The fifth step: under the protection of nitrogen, 4-carboxybutyltriphenylphosphonium bromide (50g) and 150mL of tetrahydrofuran were added to a 3L reaction flask with mechanical stirring, the temperature was reduced to-10 ℃, potassium tert-butoxide (36.5g) was added, and then the mixture was stirred for 10 minutes at-5 ℃. The temperature was controlled at-5 ℃ to-10 ℃, and a solution of intermediate F (18.0g,63.4mmol) in 150mL of tetrahydrofuran was added dropwise to the reaction mixture. After dropping, the reaction was stopped by keeping the temperature for 12 hours. 150mL of water was added to the reaction system. The mixture was extracted with 150mL of ethyl acetate, the pH of the aqueous phase was adjusted to 4 to 5 by adding citric acid, and the mixture was extracted with 150mL of ethyl acetate and dried over anhydrous sodium sulfate. Filtration, concentration and column chromatography purification gave 12.2g of a pale yellow viscous oily liquid as casstaglandin 1, with an HPLC purity of 98.0% and a two-step yield of 66.5%.

And a sixth step: carboprost (12.2g,33.1mmol) was dissolved in filtered 70mL isopropanol, tromethamine (4.2g,34.7mmol) was added and the reaction mixture was stirred at room temperature for 1 hour. Filtering, concentrating, adding isopropanol and acetone, stirring at 20 deg.C for crystallization, and filtering to obtain wet product 15.0 g. Dissolving the wet product in isopropanol, filtering, removing mechanical impurities, concentrating most of the solvent, adding acetone, crystallizing, filtering, and drying at 40 deg.C to obtain 12.5g white solid. HPLC purity 98.5% without 15R isomer. The yield thereof was found to be 76.5%.
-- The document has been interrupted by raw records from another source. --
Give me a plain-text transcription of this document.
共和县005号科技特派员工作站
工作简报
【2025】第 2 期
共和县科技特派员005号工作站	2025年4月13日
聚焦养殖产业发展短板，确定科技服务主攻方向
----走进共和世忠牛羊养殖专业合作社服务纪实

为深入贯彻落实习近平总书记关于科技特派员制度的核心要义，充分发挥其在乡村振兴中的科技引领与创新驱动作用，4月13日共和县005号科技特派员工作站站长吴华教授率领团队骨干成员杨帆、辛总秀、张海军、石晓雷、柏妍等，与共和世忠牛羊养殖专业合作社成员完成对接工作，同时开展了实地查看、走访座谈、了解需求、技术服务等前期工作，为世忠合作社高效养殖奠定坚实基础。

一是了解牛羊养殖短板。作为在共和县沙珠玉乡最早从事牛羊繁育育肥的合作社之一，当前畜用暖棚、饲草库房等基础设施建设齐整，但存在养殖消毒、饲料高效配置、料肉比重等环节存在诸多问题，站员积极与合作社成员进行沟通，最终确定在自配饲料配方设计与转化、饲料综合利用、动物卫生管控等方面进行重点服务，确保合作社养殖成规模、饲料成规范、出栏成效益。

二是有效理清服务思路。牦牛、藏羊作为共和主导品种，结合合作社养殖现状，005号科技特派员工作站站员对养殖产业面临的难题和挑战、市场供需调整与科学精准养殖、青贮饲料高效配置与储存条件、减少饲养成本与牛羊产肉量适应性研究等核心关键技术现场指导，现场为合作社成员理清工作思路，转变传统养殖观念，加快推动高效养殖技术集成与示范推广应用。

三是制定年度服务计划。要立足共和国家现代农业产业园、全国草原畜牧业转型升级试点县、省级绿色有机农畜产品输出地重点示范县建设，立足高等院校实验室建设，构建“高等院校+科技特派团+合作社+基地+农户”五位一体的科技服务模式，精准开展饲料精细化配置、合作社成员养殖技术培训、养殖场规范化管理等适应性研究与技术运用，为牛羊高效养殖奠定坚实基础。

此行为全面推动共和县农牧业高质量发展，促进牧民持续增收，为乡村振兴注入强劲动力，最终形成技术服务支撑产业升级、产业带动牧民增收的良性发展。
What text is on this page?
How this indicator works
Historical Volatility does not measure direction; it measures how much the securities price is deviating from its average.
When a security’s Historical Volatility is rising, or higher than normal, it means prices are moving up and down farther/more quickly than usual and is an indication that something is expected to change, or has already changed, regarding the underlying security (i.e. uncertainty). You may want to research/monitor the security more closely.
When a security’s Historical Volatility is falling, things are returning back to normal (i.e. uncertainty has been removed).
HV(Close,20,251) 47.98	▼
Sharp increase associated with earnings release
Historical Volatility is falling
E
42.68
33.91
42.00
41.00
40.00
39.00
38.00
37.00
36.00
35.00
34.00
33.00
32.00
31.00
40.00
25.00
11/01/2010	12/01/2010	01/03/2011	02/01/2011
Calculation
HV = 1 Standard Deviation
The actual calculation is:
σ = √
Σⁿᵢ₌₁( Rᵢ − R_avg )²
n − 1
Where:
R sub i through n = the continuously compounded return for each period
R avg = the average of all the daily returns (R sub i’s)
The foregoing embodiments have described the general principles, principal features and advantages of the invention. It will be understood by those skilled in the art that the present invention is not limited to the embodiments described above, which are merely illustrative of the principles of the present invention, and that various changes and modifications may be made without departing from the scope of the principles of the present invention, and the invention is intended to be covered by the appended claims.